Se le pensiline installate sopra a balconi di proprietà individuali hanno tale scopo primario quello di proteggere la facciata (accertamento in fatto demandato al giudice di merito), devono essere ritenute comuni a mente dell’art. 1117 cod.civ. e le relative spese di manutenzione vanno ripartite ai sensi dell’art. 1123 comma I cod.civ.
Non è consentito invece all’assemblea, salvo accordo unanime, adottare il criterio diverso di cui all’art. 1123 comma II cod.civ., individuando quote diverse di attribuzione della spesa in rapporto alla diversa utilità che i condomini traggono dal bene (nel caso di spese il 50% della spesa era stato posto a carico dei proprietari degli ultimi piani, sull’assunto che traessero maggiore utilità dal bene essendo coloro che si giovavano immediatamente della copertura sopra il balcone e il 50% a carico degli altri condomini secondo millesimi).
E’ quanto afferma Cass.Civ. sez.II ord. 28 febbraio 2019 n. 6010: “La sentenza ha stabilito, con accertamento in fatto, che le pensiline avevano la funzione di proteggere la facciata condominiale e non i soli balconi di proprietà esclusiva, garantendo l’integrità e la conservazione dell’intero edificio, ponendolo al riparo dagli agenti atmosferici e, quindi, del tutto correttamente e con motivazione logica ed esente da contraddizioni, ha ritenuto che la spesa dovesse gravare su tutti i condomini.
Difatti nel condominio, caratterizzato dalla coesistenza nell’edificio di una pluralità di piani o porzioni di piano di proprietà esclusiva, l’attribuzione della proprietà comune sancita dall’art. 1117 c.c., trova fondamento nel collegamento strumentale ed accessorio fra le cose, i servizi e gli impianti e le unità immobiliari appartenenti ai singoli proprietari o alle altre porzioni comuni destinate in modo stabile al servizio e al godimento collettivo (Cass. 4973/2007; Cass. 1625/2007; Cass. 22408/2004), mentre il concreto accertamento che un dato bene abbia le descritte caratteristiche funzionali involge questioni di fatto rimesse al giudice di merito, unitamente alla verifica della concreta utilità che dal bene traggano i singoli condomini, essendo ammissibile, su tali profili, solo il controllo sulla motivazione (nei limiti in cui ne è attualmente ammesso lo scrutinio; cfr., Cass. 10073/2018; Cass. 8119/2004).
Sulla scorta delle descritte emergenze processuali, l’assemblea non poteva ripartire la spesa derogando a quanto prescritto dall’art. 1123 c.c., comma 2.
Le attribuzioni dell’assemblea ai sensi dell’art. 1135 e 1123 c.c., sono circoscritte alla verifica ed applicazione dei criteri fissati dalla legge.
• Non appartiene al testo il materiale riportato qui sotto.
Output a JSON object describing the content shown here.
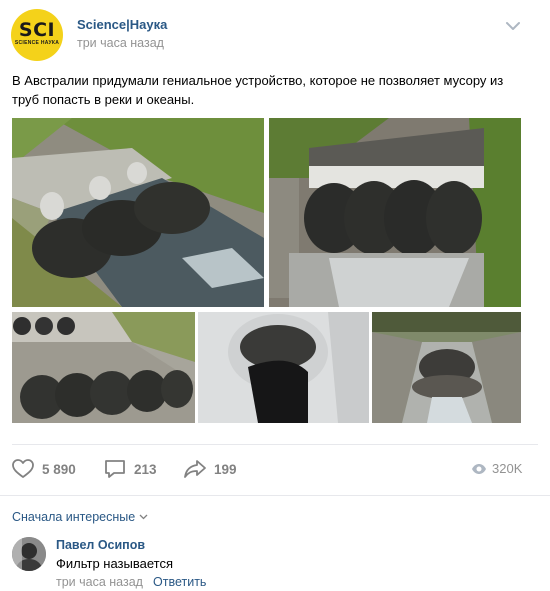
{
  "post": {
    "group_name": "Science|Наука",
    "time": "три часа назад",
    "avatar_text": "SCI",
    "avatar_subtext": "SCIENCE НАУКА",
    "text": "В Австралии придумали гениальное устройство, которое не позволяет мусору из труб попасть в реки и океаны.",
    "photos": [
      {
        "subject": "drain outlets with mesh nets on grassy bank"
      },
      {
        "subject": "concrete drain with row of mesh filter nets"
      },
      {
        "subject": "outflow pipes with nets in channel"
      },
      {
        "subject": "single pipe with black mesh net"
      },
      {
        "subject": "concrete channel with net bag"
      }
    ]
  },
  "actions": {
    "likes": "5 890",
    "comments": "213",
    "shares": "199",
    "views": "320K"
  },
  "comments": {
    "sort_label": "Сначала интересные",
    "items": [
      {
        "author": "Павел Осипов",
        "text": "Фильтр называется",
        "time": "три часа назад",
        "reply_label": "Ответить"
      }
    ]
  },
  "colors": {
    "link": "#2a5885",
    "muted": "#939393",
    "icon": "#828282",
    "avatar_bg": "#f4d21a"
  }
}
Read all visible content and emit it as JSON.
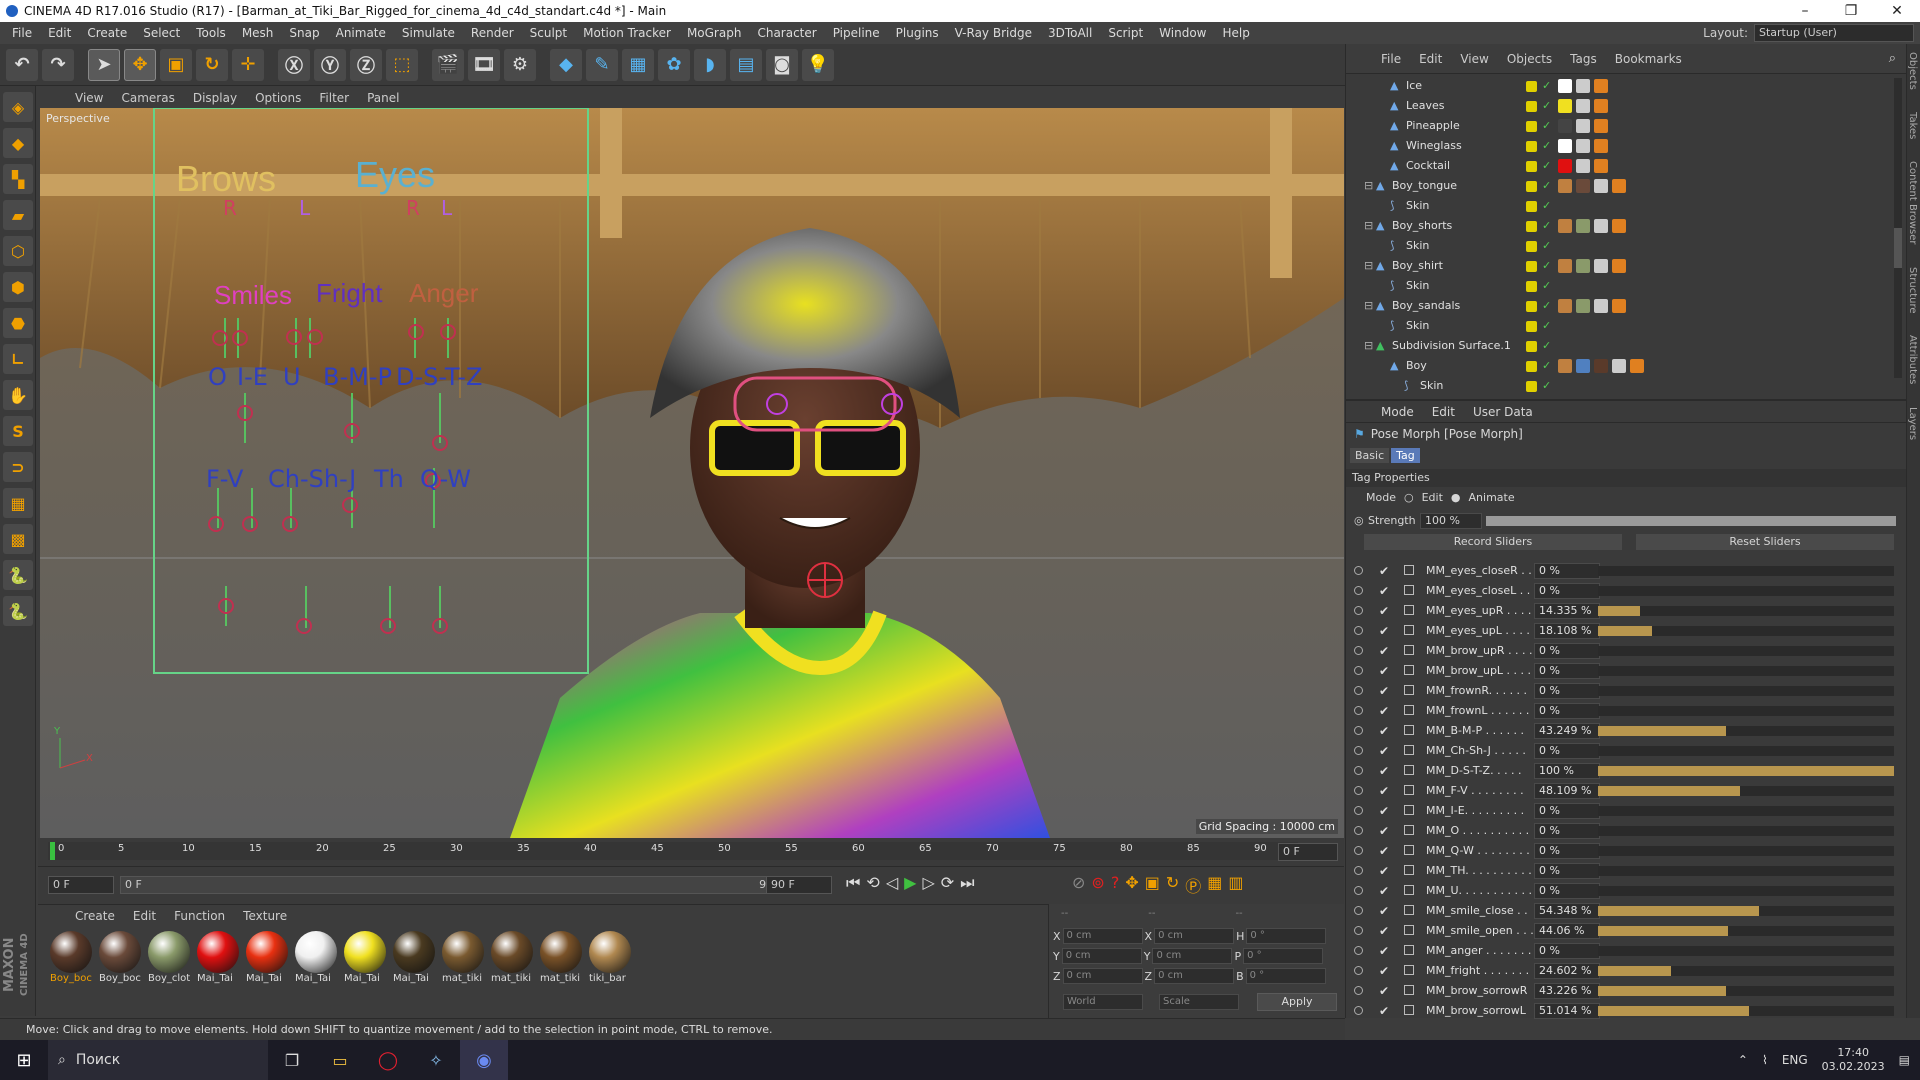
{
  "window": {
    "title": "CINEMA 4D R17.016 Studio (R17) - [Barman_at_Tiki_Bar_Rigged_for_cinema_4d_c4d_standart.c4d *] - Main",
    "controls": [
      "–",
      "❐",
      "✕"
    ]
  },
  "menubar": {
    "items": [
      "File",
      "Edit",
      "Create",
      "Select",
      "Tools",
      "Mesh",
      "Snap",
      "Animate",
      "Simulate",
      "Render",
      "Sculpt",
      "Motion Tracker",
      "MoGraph",
      "Character",
      "Pipeline",
      "Plugins",
      "V-Ray Bridge",
      "3DToAll",
      "Script",
      "Window",
      "Help"
    ],
    "layout_label": "Layout:",
    "layout_value": "Startup (User)"
  },
  "viewport": {
    "menu": [
      "View",
      "Cameras",
      "Display",
      "Options",
      "Filter",
      "Panel"
    ],
    "label": "Perspective",
    "grid_spacing": "Grid Spacing : 10000 cm",
    "overlay": {
      "brows": "Brows",
      "eyes": "Eyes",
      "r1": "R",
      "l1": "L",
      "r2": "R",
      "l2": "L",
      "smiles": "Smiles",
      "fright": "Fright",
      "anger": "Anger",
      "o": "O",
      "ie": "I-E",
      "u": "U",
      "bmp": "B-M-P",
      "dstz": "D-S-T-Z",
      "fv": "F-V",
      "chshj": "Ch-Sh-J",
      "th": "Th",
      "qw": "Q-W"
    },
    "axis_y": "Y",
    "axis_x": "X"
  },
  "timeline": {
    "ticks": [
      "0",
      "5",
      "10",
      "15",
      "20",
      "25",
      "30",
      "35",
      "40",
      "45",
      "50",
      "55",
      "60",
      "65",
      "70",
      "75",
      "80",
      "85",
      "90"
    ],
    "frame_field": "0 F"
  },
  "transport": {
    "start": "0 F",
    "range_start": "0 F",
    "range_end": "90 F",
    "end": "90 F"
  },
  "materials": {
    "menu": [
      "Create",
      "Edit",
      "Function",
      "Texture"
    ],
    "items": [
      {
        "label": "Boy_boc",
        "color": "#5a3a2a"
      },
      {
        "label": "Boy_boc",
        "color": "#6a4a3a"
      },
      {
        "label": "Boy_clot",
        "color": "#8a9a6a"
      },
      {
        "label": "Mai_Tai",
        "color": "#e01010"
      },
      {
        "label": "Mai_Tai",
        "color": "#e83010"
      },
      {
        "label": "Mai_Tai",
        "color": "#f0f0f0"
      },
      {
        "label": "Mai_Tai",
        "color": "#f0e020"
      },
      {
        "label": "Mai_Tai",
        "color": "#4a3a20"
      },
      {
        "label": "mat_tiki",
        "color": "#7a5a30"
      },
      {
        "label": "mat_tiki",
        "color": "#6a4a28"
      },
      {
        "label": "mat_tiki",
        "color": "#7a5228"
      },
      {
        "label": "tiki_bar",
        "color": "#b08850"
      }
    ]
  },
  "coords": {
    "header": [
      "--",
      "--",
      "--"
    ],
    "rows": [
      {
        "a": "X",
        "av": "0 cm",
        "b": "X",
        "bv": "0 cm",
        "c": "H",
        "cv": "0 °"
      },
      {
        "a": "Y",
        "av": "0 cm",
        "b": "Y",
        "bv": "0 cm",
        "c": "P",
        "cv": "0 °"
      },
      {
        "a": "Z",
        "av": "0 cm",
        "b": "Z",
        "bv": "0 cm",
        "c": "B",
        "cv": "0 °"
      }
    ],
    "world": "World",
    "scale": "Scale",
    "apply": "Apply"
  },
  "status": "Move: Click and drag to move elements. Hold down SHIFT to quantize movement / add to the selection in point mode, CTRL to remove.",
  "objects": {
    "menu": [
      "File",
      "Edit",
      "View",
      "Objects",
      "Tags",
      "Bookmarks"
    ],
    "rows": [
      {
        "name": "Ice",
        "indent": 1,
        "tags": [
          "#ffffff",
          "#ccc",
          "#e08020"
        ]
      },
      {
        "name": "Leaves",
        "indent": 1,
        "tags": [
          "#f0e020",
          "#ccc",
          "#e08020"
        ]
      },
      {
        "name": "Pineapple",
        "indent": 1,
        "tags": [
          "#444444",
          "#ccc",
          "#e08020"
        ]
      },
      {
        "name": "Wineglass",
        "indent": 1,
        "tags": [
          "#ffffff",
          "#ccc",
          "#e08020"
        ]
      },
      {
        "name": "Cocktail",
        "indent": 1,
        "tags": [
          "#e01010",
          "#ccc",
          "#e08020"
        ]
      },
      {
        "name": "Boy_tongue",
        "indent": 0,
        "tags": [
          "#c08040",
          "#6a4a3a",
          "#ccc",
          "#e08020"
        ]
      },
      {
        "name": "Skin",
        "indent": 1,
        "tags": []
      },
      {
        "name": "Boy_shorts",
        "indent": 0,
        "tags": [
          "#c08040",
          "#8a9a6a",
          "#ccc",
          "#e08020"
        ]
      },
      {
        "name": "Skin",
        "indent": 1,
        "tags": []
      },
      {
        "name": "Boy_shirt",
        "indent": 0,
        "tags": [
          "#c08040",
          "#8a9a6a",
          "#ccc",
          "#e08020"
        ]
      },
      {
        "name": "Skin",
        "indent": 1,
        "tags": []
      },
      {
        "name": "Boy_sandals",
        "indent": 0,
        "tags": [
          "#c08040",
          "#8a9a6a",
          "#ccc",
          "#e08020"
        ]
      },
      {
        "name": "Skin",
        "indent": 1,
        "tags": []
      },
      {
        "name": "Subdivision Surface.1",
        "indent": 0,
        "tags": []
      },
      {
        "name": "Boy",
        "indent": 1,
        "tags": [
          "#c08040",
          "#5080c0",
          "#5a3a2a",
          "#ccc",
          "#e08020"
        ]
      },
      {
        "name": "Skin",
        "indent": 2,
        "tags": []
      }
    ]
  },
  "attributes": {
    "menu": [
      "Mode",
      "Edit",
      "User Data"
    ],
    "object_title": "Pose Morph [Pose Morph]",
    "tabs": [
      "Basic",
      "Tag"
    ],
    "section": "Tag Properties",
    "mode_label": "Mode",
    "mode_edit": "Edit",
    "mode_animate": "Animate",
    "strength_label": "Strength",
    "strength_value": "100 %",
    "record_sliders": "Record Sliders",
    "reset_sliders": "Reset Sliders",
    "morphs": [
      {
        "name": "MM_eyes_closeR . .",
        "value": "0 %",
        "fraction": 0
      },
      {
        "name": "MM_eyes_closeL . . .",
        "value": "0 %",
        "fraction": 0
      },
      {
        "name": "MM_eyes_upR . . . .",
        "value": "14.335 %",
        "fraction": 0.14335
      },
      {
        "name": "MM_eyes_upL . . . . .",
        "value": "18.108 %",
        "fraction": 0.18108
      },
      {
        "name": "MM_brow_upR . . . .",
        "value": "0 %",
        "fraction": 0
      },
      {
        "name": "MM_brow_upL . . . . .",
        "value": "0 %",
        "fraction": 0
      },
      {
        "name": "MM_frownR. . . . . .",
        "value": "0 %",
        "fraction": 0
      },
      {
        "name": "MM_frownL . . . . . .",
        "value": "0 %",
        "fraction": 0
      },
      {
        "name": "MM_B-M-P . . . . . .",
        "value": "43.249 %",
        "fraction": 0.43249
      },
      {
        "name": "MM_Ch-Sh-J . . . . .",
        "value": "0 %",
        "fraction": 0
      },
      {
        "name": "MM_D-S-T-Z. . . . .",
        "value": "100 %",
        "fraction": 1
      },
      {
        "name": "MM_F-V . . . . . . . .",
        "value": "48.109 %",
        "fraction": 0.48109
      },
      {
        "name": "MM_I-E. . . . . . . . .",
        "value": "0 %",
        "fraction": 0
      },
      {
        "name": "MM_O . . . . . . . . . .",
        "value": "0 %",
        "fraction": 0
      },
      {
        "name": "MM_Q-W . . . . . . . .",
        "value": "0 %",
        "fraction": 0
      },
      {
        "name": "MM_TH. . . . . . . . . .",
        "value": "0 %",
        "fraction": 0
      },
      {
        "name": "MM_U. . . . . . . . . . .",
        "value": "0 %",
        "fraction": 0
      },
      {
        "name": "MM_smile_close . .",
        "value": "54.348 %",
        "fraction": 0.54348
      },
      {
        "name": "MM_smile_open . . .",
        "value": "44.06 %",
        "fraction": 0.4406
      },
      {
        "name": "MM_anger . . . . . . .",
        "value": "0 %",
        "fraction": 0
      },
      {
        "name": "MM_fright . . . . . . .",
        "value": "24.602 %",
        "fraction": 0.24602
      },
      {
        "name": "MM_brow_sorrowR",
        "value": "43.226 %",
        "fraction": 0.43226
      },
      {
        "name": "MM_brow_sorrowL",
        "value": "51.014 %",
        "fraction": 0.51014
      }
    ]
  },
  "side_tabs": [
    "Objects",
    "Takes",
    "Content Browser",
    "Structure",
    "Attributes",
    "Layers"
  ],
  "taskbar": {
    "search": "Поиск",
    "lang": "ENG",
    "time": "17:40",
    "date": "03.02.2023"
  },
  "brand": {
    "maxon": "MAXON",
    "c4d": "CINEMA 4D"
  }
}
Se le cose comuni sono destinate a servire i condomini di un edificio in misura diversa, le spese, a norma dell’art. 1223 c.c., comma 2, vanno ripartite in misura proporzionale all’uso che ogni condomino può farne, salvo eventuali accordi, approvati all’unanimità dei condomini, con cui si preveda la ripartizione in misura proporzionale ai millesimi di proprietà.
In mancanza di una tale convenzione, ove vi sia contrasto circa la relativa ripartizione, deve escludersi che l’assemblea possa diversamente suddividere la spesa, vincolando anche i dissenzienti, essendo la legittimità della decisioni assembleari subordinata all’osservanza del criterio che tenga conto dell’utilità che ciascuno dei condomini possa trarre dalla cosa comune, come risultante all’esito di una verifica da compiere in concreto (Cass. 5458/1986).